Andrea Roberts – Curating Freedom: Making Hidden Black Publics Visible with Descendant Communities



Dr. Andrea Roberts is Assistant Professor of Urban Planning and Faculty Fellow with the Center for Heritage Conservation and the Institute for Sustainable Communities at Texas A&M University as well as founder of The Texas Freedom Colonies Project, a research and social justice initiative documenting African American’s placemaking history and their contemporary planning practices and challenges. Roberts’s critical scholarship aims to diversify planning history, expose promising replicable grassroots preservation practices, and amplify minority communities’ concerns in policy arenas.

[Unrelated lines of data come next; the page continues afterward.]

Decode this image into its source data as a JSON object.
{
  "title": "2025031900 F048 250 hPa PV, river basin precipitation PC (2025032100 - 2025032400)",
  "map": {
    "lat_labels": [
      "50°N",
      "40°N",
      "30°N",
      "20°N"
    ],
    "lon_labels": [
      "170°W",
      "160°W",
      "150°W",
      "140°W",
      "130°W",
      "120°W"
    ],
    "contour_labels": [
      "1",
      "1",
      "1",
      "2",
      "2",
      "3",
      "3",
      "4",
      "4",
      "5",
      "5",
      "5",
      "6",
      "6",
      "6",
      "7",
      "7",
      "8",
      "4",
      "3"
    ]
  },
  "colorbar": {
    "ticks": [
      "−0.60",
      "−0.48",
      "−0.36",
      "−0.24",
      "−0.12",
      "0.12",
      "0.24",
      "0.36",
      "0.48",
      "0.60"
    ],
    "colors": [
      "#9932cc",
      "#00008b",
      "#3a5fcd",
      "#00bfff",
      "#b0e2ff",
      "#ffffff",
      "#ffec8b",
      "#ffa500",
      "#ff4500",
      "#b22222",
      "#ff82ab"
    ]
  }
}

She has written about social justice, intersectionality, and historic preservation for the National Trust for Historic Preservation, rural Black women’s placemaking in The Journal of Planning History, and the role of storytelling among grassroots preservationists for the Journal of Community Archaeology and Heritage. Current projects include a book about Black historic preservation practice and an interactive, statewide Black settlement Atlas. Most recently, Roberts was an Emerging Scholar Fellow at the University of Texas at Austin’s (UT) School of Architecture where she also earned a Ph.D. in community and regional planning. In addition to her Ph.D., Roberts holds an M.A. in government administration from the University of Pennsylvania, and a B.A. in political science from Vassar College.